Apr 09 11:37:36 sddc-manager-controller.vcf.vxrack.local  sshd[76309]: pam_unix(sshd:auth): authentication failure; logname= uid=0  euid=0 tty=ssh ruser= rhost=127.0.0.1  user=backup
Apr 09 11:37:38 sddc-manager-controller.vcf.vxrack.local sshd[76309]: Failed password for backup from 127.0.0.1 port 42396 ssh2 

VMware makes the following statements in the article:

  • This is a known issue affecting VMware Cloud Foundation. There is currently no resolution.
  • Never manually change the password for the “backup” account or  the “backupuser” account.  Both accounts need to match what is in the SDDC Manager PostgreSQL database
  • For VMware Cloud Foundation 3.0 to 3.7 you won’t be able to rotate the “backup” account password.  The account is not part of the Password Rotation workflow yet.

Resolution/workaround

1. Retrieve the password (hint: it’s VMware123!)

  1. Log in to the SDDC Manager as the vcf user and switch to the root user by using the su command.
  2. Run the following command to retrieve the backup-user password:

curl http://localhost/css/credentials | json_pp | grep backup -C 5

Which will give you the following output:

"credentialType" : "FTP",
"modificationTime" : 1555480009830,
"id" : "84f06ff5-976b-49eb-aa65-88baea7f3d45",
"username" : "backup",
"creationTime" : 1555480009830,
"entityId" : "38a3f4d1-5bb8-11e9-8efc-a7ef5fefc939",
"secret" : "VMware123!",
"entityType" : "BACKUP"

2. Change the password

With your super-duper-secret password in hand, change the backup-user to a temporary password, and switch it back using passwd backup. So that means you have to make 2 changes!

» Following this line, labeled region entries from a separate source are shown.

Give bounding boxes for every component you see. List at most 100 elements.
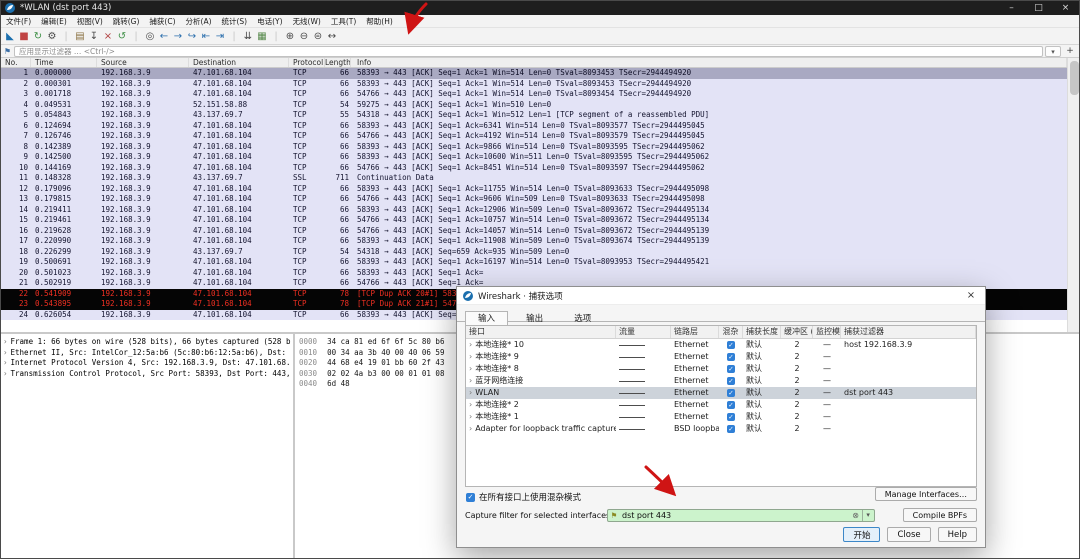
filter-bookmark-icon[interactable]: ⚑ [1, 47, 14, 56]
promiscuous-checkbox[interactable]: ✓ [727, 388, 735, 397]
capture-filter-clear-icon[interactable]: ⊗ [850, 511, 862, 520]
expander-icon[interactable]: › [469, 400, 472, 409]
menu-item[interactable]: 视图(V) [72, 15, 108, 28]
colorize-icon[interactable]: ▦ [255, 29, 269, 44]
promiscuous-checkbox[interactable]: ✓ [727, 340, 735, 349]
toolbar-separator[interactable]: | [227, 29, 241, 44]
menu-item[interactable]: 编辑(E) [36, 15, 72, 28]
detail-tree-line[interactable]: › Frame 1: 66 bytes on wire (528 bits), 6… [3, 337, 291, 348]
expander-icon[interactable]: › [469, 424, 472, 433]
interface-row[interactable]: › Adapter for loopback traffic capture BS… [466, 423, 976, 435]
menu-item[interactable]: 电话(Y) [252, 15, 287, 28]
detail-tree-line[interactable]: › Ethernet II, Src: IntelCor_12:5a:b6 (5c… [3, 348, 291, 359]
packet-row[interactable]: 8 0.142389 192.168.3.9 47.101.68.104 TCP… [1, 141, 1067, 152]
maximize-button[interactable]: □ [1025, 1, 1052, 15]
packet-row[interactable]: 6 0.124694 192.168.3.9 47.101.68.104 TCP… [1, 120, 1067, 131]
toolbar-separator[interactable]: | [269, 29, 283, 44]
auto-scroll-icon[interactable]: ⇊ [241, 29, 255, 44]
go-first-icon[interactable]: ⇤ [199, 29, 213, 44]
help-button[interactable]: Help [937, 527, 977, 542]
packet-row[interactable]: 9 0.142500 192.168.3.9 47.101.68.104 TCP… [1, 152, 1067, 163]
menu-item[interactable]: 帮助(H) [361, 15, 398, 28]
menu-item[interactable]: 工具(T) [326, 15, 361, 28]
menu-item[interactable]: 跳转(G) [108, 15, 145, 28]
packet-row[interactable]: 12 0.179096 192.168.3.9 47.101.68.104 TC… [1, 183, 1067, 194]
menu-item[interactable]: 捕获(C) [144, 15, 180, 28]
promiscuous-checkbox[interactable]: ✓ [727, 364, 735, 373]
col-time[interactable]: Time [31, 58, 97, 67]
interface-row[interactable]: › 本地连接* 9 Ethernet ✓ 默认 2 — [466, 351, 976, 363]
expander-icon[interactable]: › [3, 369, 8, 378]
toolbar-separator[interactable]: | [129, 29, 143, 44]
expander-icon[interactable]: › [469, 364, 472, 373]
menu-item[interactable]: 无线(W) [288, 15, 326, 28]
go-back-icon[interactable]: ← [157, 29, 171, 44]
packet-row[interactable]: 2 0.000301 192.168.3.9 47.101.68.104 TCP… [1, 78, 1067, 89]
col-promiscuous[interactable]: 混杂 [719, 326, 743, 338]
packet-row[interactable]: 15 0.219461 192.168.3.9 47.101.68.104 TC… [1, 215, 1067, 226]
col-interface[interactable]: 接口 [466, 326, 616, 338]
col-monitor[interactable]: 监控模 [813, 326, 841, 338]
capture-filter-dropdown-icon[interactable]: ▾ [861, 509, 874, 521]
minimize-button[interactable]: – [998, 1, 1025, 15]
col-buffer[interactable]: 缓冲区 (M [781, 326, 813, 338]
expander-icon[interactable]: › [3, 348, 8, 357]
expander-icon[interactable]: › [469, 388, 472, 397]
col-capture-filter[interactable]: 捕获过滤器 [841, 326, 976, 338]
zoom-in-icon[interactable]: ⊕ [283, 29, 297, 44]
menu-item[interactable]: 文件(F) [1, 15, 36, 28]
reload-file-icon[interactable]: ↺ [115, 29, 129, 44]
menu-item[interactable]: 统计(S) [217, 15, 253, 28]
packet-row[interactable]: 11 0.148328 192.168.3.9 43.137.69.7 SSL … [1, 173, 1067, 184]
expander-icon[interactable]: › [3, 358, 8, 367]
expander-icon[interactable]: › [469, 376, 472, 385]
filter-add-button[interactable]: + [1063, 46, 1077, 56]
packet-row[interactable]: 18 0.226299 192.168.3.9 43.137.69.7 TCP … [1, 246, 1067, 257]
zoom-out-icon[interactable]: ⊖ [297, 29, 311, 44]
packet-row[interactable]: 4 0.049531 192.168.3.9 52.151.58.88 TCP … [1, 99, 1067, 110]
interface-row[interactable]: › 本地连接* 2 Ethernet ✓ 默认 2 — [466, 399, 976, 411]
packet-row[interactable]: 3 0.001718 192.168.3.9 47.101.68.104 TCP… [1, 89, 1067, 100]
col-info[interactable]: Info [351, 58, 1067, 67]
interface-row[interactable]: › 本地连接* 1 Ethernet ✓ 默认 2 — [466, 411, 976, 423]
col-destination[interactable]: Destination [189, 58, 289, 67]
capture-filter-input[interactable]: ⚑ dst port 443 ⊗ ▾ [607, 508, 875, 522]
capture-filter-bookmark-icon[interactable]: ⚑ [608, 511, 620, 520]
packet-row[interactable]: 7 0.126746 192.168.3.9 47.101.68.104 TCP… [1, 131, 1067, 142]
packet-row[interactable]: 1 0.000000 192.168.3.9 47.101.68.104 TCP… [1, 68, 1067, 79]
toolbar-separator[interactable]: | [59, 29, 73, 44]
open-file-icon[interactable]: ▤ [73, 29, 87, 44]
find-packet-icon[interactable]: ◎ [143, 29, 157, 44]
col-traffic[interactable]: 流量 [616, 326, 671, 338]
scrollbar-thumb[interactable] [1070, 61, 1079, 95]
packet-list-scrollbar[interactable] [1067, 58, 1079, 332]
packet-row[interactable]: 20 0.501023 192.168.3.9 47.101.68.104 TC… [1, 267, 1067, 278]
interface-row[interactable]: › 本地连接* 8 Ethernet ✓ 默认 2 — [466, 363, 976, 375]
packet-row[interactable]: 13 0.179815 192.168.3.9 47.101.68.104 TC… [1, 194, 1067, 205]
expander-icon[interactable]: › [469, 340, 472, 349]
capture-options-icon[interactable]: ⚙ [45, 29, 59, 44]
filter-dropdown-icon[interactable]: ▾ [1045, 45, 1061, 57]
interface-row[interactable]: › 蓝牙网络连接 Ethernet ✓ 默认 2 — [466, 375, 976, 387]
close-button[interactable]: × [1052, 1, 1079, 15]
packet-row[interactable]: 17 0.220990 192.168.3.9 47.101.68.104 TC… [1, 236, 1067, 247]
promiscuous-checkbox[interactable]: ✓ [727, 424, 735, 433]
packet-row[interactable]: 16 0.219628 192.168.3.9 47.101.68.104 TC… [1, 225, 1067, 236]
promiscuous-checkbox[interactable]: ✓ [727, 352, 735, 361]
packet-row[interactable]: 19 0.500691 192.168.3.9 47.101.68.104 TC… [1, 257, 1067, 268]
display-filter-input[interactable]: 应用显示过滤器 … <Ctrl-/> [14, 45, 1043, 57]
zoom-reset-icon[interactable]: ⊜ [311, 29, 325, 44]
restart-capture-icon[interactable]: ↻ [31, 29, 45, 44]
col-no[interactable]: No. [1, 58, 31, 67]
close-file-icon[interactable]: × [101, 29, 115, 44]
promiscuous-all-checkbox[interactable]: ✓ [466, 492, 475, 502]
promiscuous-checkbox[interactable]: ✓ [727, 412, 735, 421]
expander-icon[interactable]: › [469, 352, 472, 361]
expander-icon[interactable]: › [469, 412, 472, 421]
dialog-close-button[interactable]: × [957, 287, 985, 305]
interface-row[interactable]: › 本地连接* 10 Ethernet ✓ 默认 2 — host 192.168… [466, 339, 976, 351]
col-protocol[interactable]: Protocol [289, 58, 325, 67]
expander-icon[interactable]: › [3, 337, 8, 346]
stop-capture-icon[interactable]: ■ [17, 29, 31, 44]
go-to-packet-icon[interactable]: ↪ [185, 29, 199, 44]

3. Clear the login failures

To make sure that the user is able to log in after it possibly got locked out due to failures, use pam_tally2 -u backup -r to clear the failure counter.

4. Issue a new backup from NSX-V manager

Log in to the NSX-V manager and run a new backup:

After a few minutes a new entry should appear in the table below. If it doesn’t, try using the ‘change’ buttons and re-enter the correct details. Enter the password in the ‘passphrase’ field.

5. Fix permanently

The KB article stops at step 4. This means that in 90 days you’ll be facing the same issue again. In order to prevent the backup-user password from expiring, use the following command as the root user on the SDDC manager:

chage -I -1 -m 0 -M 99999 -E -1 backup

This sets the following:

  • Minimum Password Age to 0
  • Maximum Password Age to 99999
  • Password Inactive to -1
  • Account Expiration Date to -1

Verify again with chage -l backup:

The backup-user should be good to go from now on. Hope this helps!